Yes, even if dynamism is based on user preferences. Stylesheets are a
combinatory tool, thats what cascading is all about. Create seperate
stylesheets for every preference value and combine them to achieve the
desired presentation. Let ZPT and <link> directives handle the user
preference logic, you'll blow less energy on the back-end processing
and your server-side caching will be that much more effective.

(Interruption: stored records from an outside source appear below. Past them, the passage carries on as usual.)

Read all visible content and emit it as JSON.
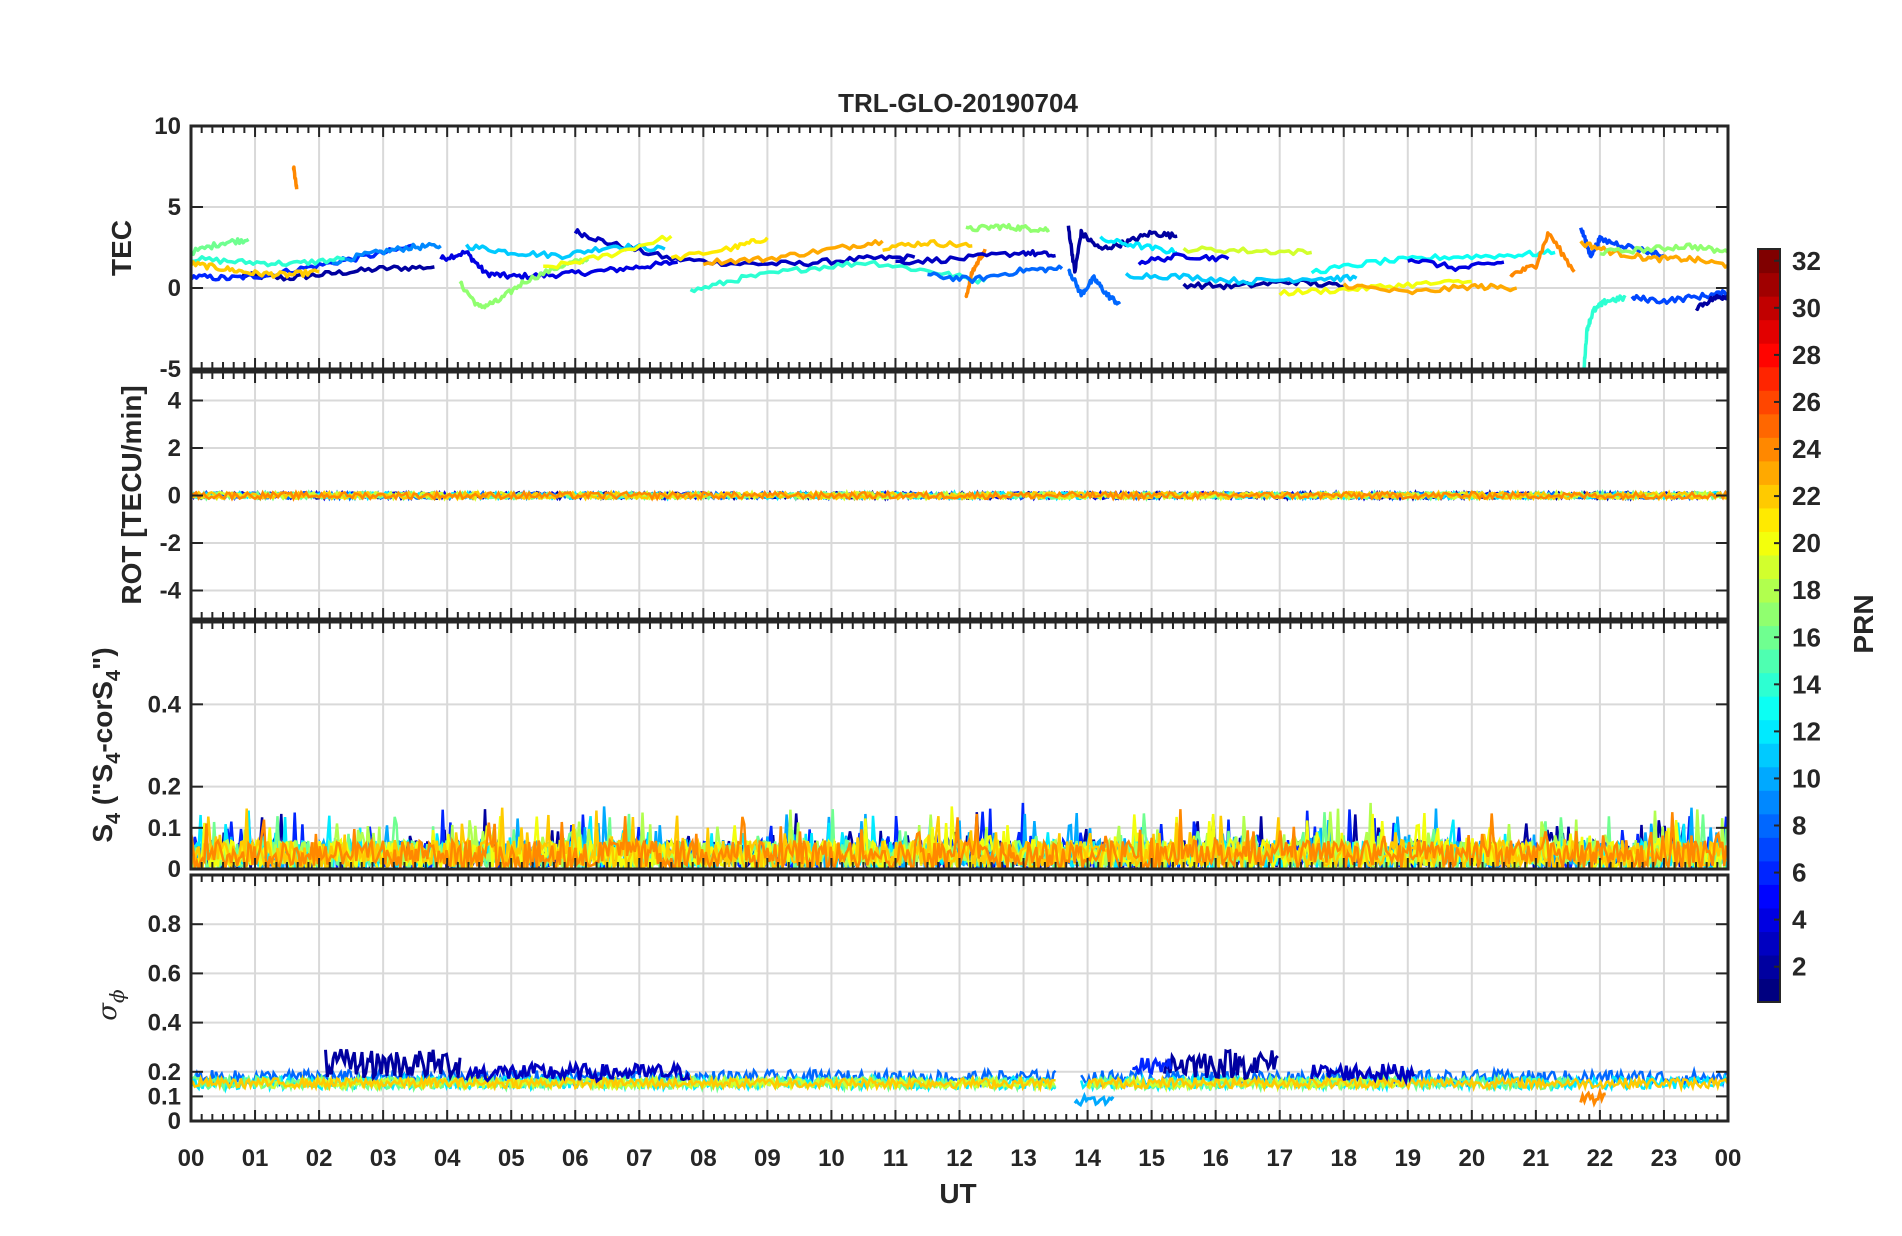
{
  "chart_data": {
    "type": "line",
    "title": "TRL-GLO-20190704",
    "xlabel": "UT",
    "x_ticks": [
      "00",
      "01",
      "02",
      "03",
      "04",
      "05",
      "06",
      "07",
      "08",
      "09",
      "10",
      "11",
      "12",
      "13",
      "14",
      "15",
      "16",
      "17",
      "18",
      "19",
      "20",
      "21",
      "22",
      "23",
      "00"
    ],
    "x_range_hours": [
      0,
      24
    ],
    "grid": true,
    "panels": [
      {
        "id": "tec",
        "ylabel": "TEC",
        "ylim": [
          -5,
          10
        ],
        "yticks": [
          -5,
          0,
          5,
          10
        ],
        "ytick_labels": [
          "-5",
          "0",
          "5",
          "10"
        ],
        "gridlines": [
          -5,
          0,
          5,
          10
        ]
      },
      {
        "id": "rot",
        "ylabel": "ROT [TECU/min]",
        "ylim": [
          -5.2,
          5.2
        ],
        "yticks": [
          -4,
          -2,
          0,
          2,
          4
        ],
        "ytick_labels": [
          "-4",
          "-2",
          "0",
          "2",
          "4"
        ],
        "gridlines": [
          -4,
          -2,
          0,
          2,
          4
        ]
      },
      {
        "id": "s4",
        "ylabel_main": "S",
        "ylabel_sub1": "4",
        "ylabel_mid": " (\"S",
        "ylabel_sub2": "4",
        "ylabel_mid2": "-corS",
        "ylabel_sub3": "4",
        "ylabel_end": "\")",
        "ylim": [
          0,
          0.6
        ],
        "yticks": [
          0,
          0.1,
          0.2,
          0.4
        ],
        "ytick_labels": [
          "0",
          "0.1",
          "0.2",
          "0.4"
        ],
        "gridlines": [
          0.1,
          0.2,
          0.4
        ]
      },
      {
        "id": "sigma",
        "ylabel_main": "σ",
        "ylabel_sub": "ϕ",
        "ylim": [
          0,
          1
        ],
        "yticks": [
          0,
          0.1,
          0.2,
          0.4,
          0.6,
          0.8
        ],
        "ytick_labels": [
          "0",
          "0.1",
          "0.2",
          "0.4",
          "0.6",
          "0.8"
        ],
        "gridlines": [
          0.1,
          0.2,
          0.4,
          0.6,
          0.8
        ]
      }
    ],
    "colorbar": {
      "label": "PRN",
      "range": [
        1,
        32
      ],
      "ticks": [
        2,
        4,
        6,
        8,
        10,
        12,
        14,
        16,
        18,
        20,
        22,
        24,
        26,
        28,
        30,
        32
      ],
      "tick_labels": [
        "2",
        "4",
        "6",
        "8",
        "10",
        "12",
        "14",
        "16",
        "18",
        "20",
        "22",
        "24",
        "26",
        "28",
        "30",
        "32"
      ],
      "colormap": "jet"
    },
    "series": [
      {
        "prn": 2,
        "panel": "tec",
        "x": [
          0.8,
          1.5,
          2.2,
          3.0,
          3.8
        ],
        "y": [
          0.8,
          0.6,
          0.9,
          1.2,
          1.3
        ]
      },
      {
        "prn": 4,
        "panel": "tec",
        "x": [
          3.9,
          4.3,
          4.6,
          5.0,
          5.6,
          6.3,
          7.0,
          7.6
        ],
        "y": [
          1.8,
          2.2,
          0.9,
          0.7,
          0.8,
          1.0,
          1.3,
          1.6
        ]
      },
      {
        "prn": 3,
        "panel": "tec",
        "x": [
          6.0,
          6.5,
          7.5,
          8.5,
          9.5,
          10.5,
          11.3
        ],
        "y": [
          3.5,
          2.8,
          1.8,
          1.5,
          1.5,
          1.8,
          1.9
        ]
      },
      {
        "prn": 6,
        "panel": "tec",
        "x": [
          0.0,
          0.6,
          1.2,
          2.0,
          2.8,
          3.5
        ],
        "y": [
          0.7,
          0.6,
          0.8,
          1.4,
          2.0,
          2.6
        ]
      },
      {
        "prn": 9,
        "panel": "tec",
        "x": [
          2.2,
          2.8,
          3.4,
          3.9
        ],
        "y": [
          1.6,
          2.1,
          2.5,
          2.6
        ]
      },
      {
        "prn": 11,
        "panel": "tec",
        "x": [
          4.3,
          5.0,
          5.8,
          6.6,
          7.4
        ],
        "y": [
          2.6,
          2.2,
          2.0,
          2.6,
          2.4
        ]
      },
      {
        "prn": 17,
        "panel": "tec",
        "x": [
          4.2,
          4.5,
          4.8,
          5.2,
          5.8,
          6.2
        ],
        "y": [
          0.3,
          -1.2,
          -0.8,
          0.4,
          1.4,
          1.8
        ]
      },
      {
        "prn": 16,
        "panel": "tec",
        "x": [
          0.0,
          0.5,
          0.9
        ],
        "y": [
          2.2,
          2.8,
          3.0
        ]
      },
      {
        "prn": 14,
        "panel": "tec",
        "x": [
          0.0,
          0.8,
          1.6,
          2.4
        ],
        "y": [
          1.8,
          1.6,
          1.5,
          1.8
        ]
      },
      {
        "prn": 22,
        "panel": "tec",
        "x": [
          0.0,
          0.5,
          1.0,
          1.5,
          2.0
        ],
        "y": [
          1.5,
          1.2,
          0.9,
          0.8,
          1.0
        ]
      },
      {
        "prn": 24,
        "panel": "tec",
        "x": [
          1.6,
          1.65
        ],
        "y": [
          7.5,
          6.1
        ]
      },
      {
        "prn": 20,
        "panel": "tec",
        "x": [
          5.5,
          6.5,
          7.5
        ],
        "y": [
          1.2,
          2.0,
          3.2
        ]
      },
      {
        "prn": 21,
        "panel": "tec",
        "x": [
          7.5,
          8.5,
          9.0
        ],
        "y": [
          1.8,
          2.5,
          3.1
        ]
      },
      {
        "prn": 14,
        "panel": "tec",
        "x": [
          7.8,
          8.6,
          9.6,
          10.6,
          11.6,
          12.4
        ],
        "y": [
          -0.2,
          0.6,
          1.2,
          1.6,
          1.0,
          0.4
        ]
      },
      {
        "prn": 23,
        "panel": "tec",
        "x": [
          8.0,
          9.0,
          10.0,
          10.8
        ],
        "y": [
          1.6,
          1.8,
          2.4,
          2.9
        ]
      },
      {
        "prn": 22,
        "panel": "tec",
        "x": [
          10.8,
          11.5,
          12.2
        ],
        "y": [
          2.5,
          2.8,
          2.6
        ]
      },
      {
        "prn": 24,
        "panel": "tec",
        "x": [
          12.1,
          12.2,
          12.4
        ],
        "y": [
          -0.6,
          1.0,
          2.4
        ]
      },
      {
        "prn": 17,
        "panel": "tec",
        "x": [
          12.1,
          12.6,
          13.0,
          13.4
        ],
        "y": [
          3.6,
          3.8,
          3.7,
          3.6
        ]
      },
      {
        "prn": 3,
        "panel": "tec",
        "x": [
          11.0,
          12.0,
          13.0,
          13.5
        ],
        "y": [
          1.6,
          1.8,
          2.2,
          2.0
        ]
      },
      {
        "prn": 8,
        "panel": "tec",
        "x": [
          11.5,
          12.2,
          13.0,
          13.6
        ],
        "y": [
          0.8,
          0.5,
          1.1,
          1.2
        ]
      },
      {
        "prn": 2,
        "panel": "tec",
        "x": [
          13.7,
          13.8,
          13.9,
          14.2,
          14.6,
          15.0,
          15.4
        ],
        "y": [
          3.8,
          1.0,
          3.4,
          2.4,
          2.8,
          3.4,
          3.2
        ]
      },
      {
        "prn": 8,
        "panel": "tec",
        "x": [
          13.7,
          13.9,
          14.1,
          14.3,
          14.5
        ],
        "y": [
          1.2,
          -0.4,
          0.6,
          -0.4,
          -1.0
        ]
      },
      {
        "prn": 12,
        "panel": "tec",
        "x": [
          14.2,
          14.8,
          15.4
        ],
        "y": [
          3.0,
          2.6,
          2.2
        ]
      },
      {
        "prn": 4,
        "panel": "tec",
        "x": [
          14.8,
          15.5,
          16.2
        ],
        "y": [
          1.6,
          2.0,
          1.8
        ]
      },
      {
        "prn": 19,
        "panel": "tec",
        "x": [
          15.5,
          16.5,
          17.5
        ],
        "y": [
          2.4,
          2.3,
          2.2
        ]
      },
      {
        "prn": 2,
        "panel": "tec",
        "x": [
          15.5,
          16.3,
          17.2,
          18.0
        ],
        "y": [
          0.2,
          0.1,
          0.4,
          0.1
        ]
      },
      {
        "prn": 11,
        "panel": "tec",
        "x": [
          14.6,
          15.5,
          16.5,
          17.5,
          18.2
        ],
        "y": [
          0.8,
          0.7,
          0.4,
          0.6,
          0.6
        ]
      },
      {
        "prn": 13,
        "panel": "tec",
        "x": [
          17.5,
          18.5,
          19.5,
          20.5,
          21.3
        ],
        "y": [
          1.0,
          1.6,
          1.9,
          2.0,
          2.2
        ]
      },
      {
        "prn": 20,
        "panel": "tec",
        "x": [
          17.0,
          18.0,
          19.0,
          20.0
        ],
        "y": [
          -0.3,
          -0.1,
          0.2,
          0.4
        ]
      },
      {
        "prn": 23,
        "panel": "tec",
        "x": [
          18.0,
          19.0,
          20.0,
          20.7
        ],
        "y": [
          0.2,
          -0.3,
          0.1,
          0.0
        ]
      },
      {
        "prn": 4,
        "panel": "tec",
        "x": [
          19.0,
          19.8,
          20.5
        ],
        "y": [
          1.8,
          1.2,
          1.6
        ]
      },
      {
        "prn": 24,
        "panel": "tec",
        "x": [
          20.6,
          21.0,
          21.2,
          21.6
        ],
        "y": [
          0.8,
          1.4,
          3.4,
          1.0
        ]
      },
      {
        "prn": 7,
        "panel": "tec",
        "x": [
          21.7,
          21.85,
          22.0,
          22.4,
          23.0
        ],
        "y": [
          3.8,
          2.0,
          3.0,
          2.6,
          2.0
        ]
      },
      {
        "prn": 23,
        "panel": "tec",
        "x": [
          21.7,
          22.2,
          22.8,
          23.4,
          24.0
        ],
        "y": [
          2.8,
          2.2,
          1.8,
          1.8,
          1.4
        ]
      },
      {
        "prn": 17,
        "panel": "tec",
        "x": [
          22.0,
          22.8,
          23.4,
          24.0
        ],
        "y": [
          2.2,
          2.4,
          2.6,
          2.2
        ]
      },
      {
        "prn": 14,
        "panel": "tec",
        "x": [
          21.75,
          21.8,
          21.9,
          22.1,
          22.4
        ],
        "y": [
          -5.0,
          -2.5,
          -1.4,
          -0.8,
          -0.6
        ]
      },
      {
        "prn": 7,
        "panel": "tec",
        "x": [
          22.5,
          23.0,
          23.6,
          24.0
        ],
        "y": [
          -0.6,
          -0.8,
          -0.5,
          -0.3
        ]
      },
      {
        "prn": 2,
        "panel": "tec",
        "x": [
          23.5,
          23.8,
          24.0
        ],
        "y": [
          -1.2,
          -0.6,
          -0.5
        ]
      }
    ]
  }
}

> However, consider what happens to cacheability when the URLs of of
> images referenced in a document are relative; the same problem can
> afflict stylesheets, particularly in a setup where virtual hosting is in
Nothing happens to cacheability based on URI relativity. I fail to
see how virtual hosting has anything to do with this either. If
you're talking about object acquisition, thats a manufactured problem
that Zope enables, but is avoidable by attention to the context your
URIs will appear in. Just because acquisition lets an object be
addressable by multiple URIs doesn't mean its a good idea to do so.
> I strongly favor DTML over ZPT for those cases where you need to
Python Scripts are better for dynamic plain text, simply because
they're less magical and don't have all the stupid namespace problems
that DTML does.
Jamie Heilman http://audible.transient.net/~jamie/
"Paranoia is a disease unto itself, and may I add, the person standing
next to you may not be who they appear to be, so take precaution."